如果我想将JP2014084003编码为搜索词，html中对应的值是什么？ input id？ name？ value？

附录：this answer 没有回答我的问题，因为它只是重复了我已经在 python 文档页面中查看过的信息。

更新：

我找到了 this，并尝试了其中的代码，具体来说：

import requests

headers = {'User-Agent': 'Mozilla/5.0'}
payload = {'name':'simpleSearchSearchForm:fpSearch','value':'2014084003'}
link    = 'https://patentscope.wipo.int/search/en/search.jsf'
session = requests.Session()
resp    = session.get(link,headers=headers)
cookies = requests.utils.cookiejar_from_dict(requests.utils.dict_from_cookiejar(session.cookies))
resp    = session.post(link,headers=headers,data=payload,cookies =cookies)

r = session.get(link)

f = open('htmltext.txt','w')

f.write(r.content)

f.close()

我得到了一个成功的响应（200）但是数据再次只是原始页面中的数据，所以我不知道我是否正确地发布到表单并且有一些东西否则我需要做的是从搜索结果页面获取 return 数据，否则我仍然发布错误的数据。
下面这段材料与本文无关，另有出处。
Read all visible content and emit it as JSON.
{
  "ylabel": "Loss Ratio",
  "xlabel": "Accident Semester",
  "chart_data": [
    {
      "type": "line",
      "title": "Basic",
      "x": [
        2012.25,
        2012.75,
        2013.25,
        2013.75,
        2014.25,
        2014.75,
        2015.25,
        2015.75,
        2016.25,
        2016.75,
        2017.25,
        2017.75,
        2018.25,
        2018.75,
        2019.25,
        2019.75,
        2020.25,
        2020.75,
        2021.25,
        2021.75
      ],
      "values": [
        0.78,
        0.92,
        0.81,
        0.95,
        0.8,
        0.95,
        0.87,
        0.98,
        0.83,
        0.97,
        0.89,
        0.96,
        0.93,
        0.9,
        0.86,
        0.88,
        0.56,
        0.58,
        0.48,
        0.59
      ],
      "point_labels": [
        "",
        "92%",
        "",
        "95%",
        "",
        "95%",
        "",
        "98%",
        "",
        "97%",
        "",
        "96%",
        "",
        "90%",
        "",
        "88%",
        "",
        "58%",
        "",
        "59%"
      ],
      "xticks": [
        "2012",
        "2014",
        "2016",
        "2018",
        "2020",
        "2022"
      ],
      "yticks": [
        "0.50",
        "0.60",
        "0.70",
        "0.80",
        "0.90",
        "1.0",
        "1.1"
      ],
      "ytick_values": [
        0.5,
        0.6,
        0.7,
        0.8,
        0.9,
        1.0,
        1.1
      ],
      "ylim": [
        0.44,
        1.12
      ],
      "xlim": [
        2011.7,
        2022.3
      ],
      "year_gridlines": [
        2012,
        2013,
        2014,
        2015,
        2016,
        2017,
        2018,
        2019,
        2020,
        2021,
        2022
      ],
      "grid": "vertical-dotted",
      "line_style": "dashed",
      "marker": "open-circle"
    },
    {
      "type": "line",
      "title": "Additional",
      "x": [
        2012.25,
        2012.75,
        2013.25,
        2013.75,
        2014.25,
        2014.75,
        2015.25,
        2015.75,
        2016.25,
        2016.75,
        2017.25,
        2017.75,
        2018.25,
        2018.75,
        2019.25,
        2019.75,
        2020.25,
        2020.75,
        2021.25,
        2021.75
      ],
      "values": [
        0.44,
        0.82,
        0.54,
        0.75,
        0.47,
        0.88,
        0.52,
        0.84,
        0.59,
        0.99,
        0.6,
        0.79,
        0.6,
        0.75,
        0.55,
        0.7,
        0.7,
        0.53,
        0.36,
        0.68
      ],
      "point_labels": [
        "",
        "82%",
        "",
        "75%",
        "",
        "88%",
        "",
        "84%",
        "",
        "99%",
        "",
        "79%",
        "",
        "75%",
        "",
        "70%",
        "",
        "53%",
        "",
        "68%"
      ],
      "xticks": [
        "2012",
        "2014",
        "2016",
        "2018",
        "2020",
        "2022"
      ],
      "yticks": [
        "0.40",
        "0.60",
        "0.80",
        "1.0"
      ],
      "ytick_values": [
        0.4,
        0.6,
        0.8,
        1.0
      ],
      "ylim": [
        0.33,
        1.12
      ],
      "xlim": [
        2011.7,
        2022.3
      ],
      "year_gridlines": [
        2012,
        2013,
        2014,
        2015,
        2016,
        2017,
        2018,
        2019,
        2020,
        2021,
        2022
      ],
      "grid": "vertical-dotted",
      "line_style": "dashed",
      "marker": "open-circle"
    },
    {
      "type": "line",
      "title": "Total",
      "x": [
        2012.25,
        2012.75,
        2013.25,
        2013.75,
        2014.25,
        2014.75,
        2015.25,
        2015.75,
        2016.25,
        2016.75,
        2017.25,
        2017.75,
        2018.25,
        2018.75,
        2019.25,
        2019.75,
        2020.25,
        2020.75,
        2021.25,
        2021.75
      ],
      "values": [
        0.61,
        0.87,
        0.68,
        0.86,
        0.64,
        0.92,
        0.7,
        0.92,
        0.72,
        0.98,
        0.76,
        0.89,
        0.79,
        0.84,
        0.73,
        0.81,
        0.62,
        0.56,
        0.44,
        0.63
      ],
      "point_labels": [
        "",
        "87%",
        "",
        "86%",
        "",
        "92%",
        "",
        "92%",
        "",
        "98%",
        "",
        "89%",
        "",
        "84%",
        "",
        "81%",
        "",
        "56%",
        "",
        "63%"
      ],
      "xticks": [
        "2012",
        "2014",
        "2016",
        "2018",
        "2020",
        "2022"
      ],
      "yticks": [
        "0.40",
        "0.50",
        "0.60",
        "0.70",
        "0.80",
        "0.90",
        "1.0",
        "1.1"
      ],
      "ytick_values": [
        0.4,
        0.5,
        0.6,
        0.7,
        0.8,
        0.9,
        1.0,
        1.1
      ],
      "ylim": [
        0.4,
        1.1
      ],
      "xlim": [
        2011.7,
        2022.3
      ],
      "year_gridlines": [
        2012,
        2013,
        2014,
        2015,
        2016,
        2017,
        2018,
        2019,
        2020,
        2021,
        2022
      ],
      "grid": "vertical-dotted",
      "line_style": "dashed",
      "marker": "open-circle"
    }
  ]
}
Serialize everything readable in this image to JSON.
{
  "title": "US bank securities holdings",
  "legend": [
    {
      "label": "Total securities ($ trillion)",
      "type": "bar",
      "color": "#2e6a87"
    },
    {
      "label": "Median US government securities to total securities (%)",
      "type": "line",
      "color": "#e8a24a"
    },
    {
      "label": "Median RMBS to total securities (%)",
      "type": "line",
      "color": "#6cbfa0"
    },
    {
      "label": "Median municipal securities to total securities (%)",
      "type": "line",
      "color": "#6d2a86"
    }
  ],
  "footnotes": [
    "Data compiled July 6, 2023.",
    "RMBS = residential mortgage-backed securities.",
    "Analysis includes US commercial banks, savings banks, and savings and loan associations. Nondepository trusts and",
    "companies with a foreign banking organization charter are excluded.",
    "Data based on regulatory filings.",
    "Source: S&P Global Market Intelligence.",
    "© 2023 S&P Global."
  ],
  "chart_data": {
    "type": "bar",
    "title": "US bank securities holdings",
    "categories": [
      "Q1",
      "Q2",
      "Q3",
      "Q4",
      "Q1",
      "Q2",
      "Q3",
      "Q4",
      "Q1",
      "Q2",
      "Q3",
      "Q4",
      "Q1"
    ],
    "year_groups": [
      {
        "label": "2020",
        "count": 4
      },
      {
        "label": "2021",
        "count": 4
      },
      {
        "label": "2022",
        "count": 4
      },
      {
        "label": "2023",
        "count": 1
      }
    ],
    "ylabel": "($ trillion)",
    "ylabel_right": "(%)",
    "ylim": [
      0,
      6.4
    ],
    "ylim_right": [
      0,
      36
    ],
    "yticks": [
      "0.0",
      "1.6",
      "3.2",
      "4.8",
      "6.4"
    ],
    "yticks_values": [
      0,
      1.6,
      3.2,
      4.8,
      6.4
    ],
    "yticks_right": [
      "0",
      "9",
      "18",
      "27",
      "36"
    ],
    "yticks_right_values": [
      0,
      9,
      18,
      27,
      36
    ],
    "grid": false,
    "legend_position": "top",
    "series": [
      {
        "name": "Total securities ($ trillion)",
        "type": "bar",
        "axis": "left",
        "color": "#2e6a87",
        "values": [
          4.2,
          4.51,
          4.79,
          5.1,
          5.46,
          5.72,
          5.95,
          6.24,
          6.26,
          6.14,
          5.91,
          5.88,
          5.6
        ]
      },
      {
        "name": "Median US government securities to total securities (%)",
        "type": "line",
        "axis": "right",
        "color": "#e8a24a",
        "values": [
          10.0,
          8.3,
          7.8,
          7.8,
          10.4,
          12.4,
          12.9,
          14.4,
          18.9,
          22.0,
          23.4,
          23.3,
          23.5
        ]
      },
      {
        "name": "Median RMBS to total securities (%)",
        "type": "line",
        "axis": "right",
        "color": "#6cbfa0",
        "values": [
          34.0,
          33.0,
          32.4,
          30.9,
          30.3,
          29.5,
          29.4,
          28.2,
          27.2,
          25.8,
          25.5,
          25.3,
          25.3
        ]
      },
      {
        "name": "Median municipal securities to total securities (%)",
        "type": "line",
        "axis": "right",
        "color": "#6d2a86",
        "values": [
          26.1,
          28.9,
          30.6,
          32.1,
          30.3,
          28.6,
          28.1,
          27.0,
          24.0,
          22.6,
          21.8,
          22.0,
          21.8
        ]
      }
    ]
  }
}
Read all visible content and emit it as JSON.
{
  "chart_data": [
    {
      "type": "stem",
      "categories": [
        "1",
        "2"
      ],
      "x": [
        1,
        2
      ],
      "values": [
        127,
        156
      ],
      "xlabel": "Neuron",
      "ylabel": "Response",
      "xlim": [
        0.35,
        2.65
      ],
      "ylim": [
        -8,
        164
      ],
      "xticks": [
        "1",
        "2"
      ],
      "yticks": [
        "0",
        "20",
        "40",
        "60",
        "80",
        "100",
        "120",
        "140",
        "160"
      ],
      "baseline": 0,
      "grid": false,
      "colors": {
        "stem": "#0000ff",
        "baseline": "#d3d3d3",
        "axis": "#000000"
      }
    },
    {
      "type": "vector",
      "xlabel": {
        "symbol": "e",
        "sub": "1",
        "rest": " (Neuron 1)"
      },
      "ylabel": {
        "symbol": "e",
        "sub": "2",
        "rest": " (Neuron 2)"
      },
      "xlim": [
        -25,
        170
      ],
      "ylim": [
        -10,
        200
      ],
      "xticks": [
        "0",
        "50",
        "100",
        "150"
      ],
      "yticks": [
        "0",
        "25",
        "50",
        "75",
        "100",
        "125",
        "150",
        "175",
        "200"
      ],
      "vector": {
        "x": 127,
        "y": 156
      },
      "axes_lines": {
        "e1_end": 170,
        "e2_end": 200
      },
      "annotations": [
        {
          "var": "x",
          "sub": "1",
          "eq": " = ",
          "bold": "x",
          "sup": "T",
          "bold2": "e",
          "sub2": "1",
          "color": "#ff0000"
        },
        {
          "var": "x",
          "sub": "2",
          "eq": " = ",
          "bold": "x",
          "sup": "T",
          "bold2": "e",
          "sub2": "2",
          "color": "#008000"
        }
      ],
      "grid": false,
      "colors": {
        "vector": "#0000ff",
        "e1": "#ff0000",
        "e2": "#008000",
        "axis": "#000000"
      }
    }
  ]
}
是的，我意识到这使用 requests 而不是 urllib2，但我只想获取数据。

Answer 1

这不是最直接的 post 请求，如果您查看开发者工具或 firebug 您可以从成功的浏览器中看到表单数据 post:

所有这些都非常简单，除非您看到一些 : 嵌入在键中，这可能有点令人困惑，simpleSearchSearchForm:commandSimpleFPSearch 是键而 Search.

唯一不能硬编码的是 javax.faces.ViewState，我们需要向站点发出请求，然后解析我们可以用 BeautifulSoup:

完成的值

import requests
from bs4 import BeautifulSoup

url = "https://patentscope.wipo.int/search/en/search.jsf"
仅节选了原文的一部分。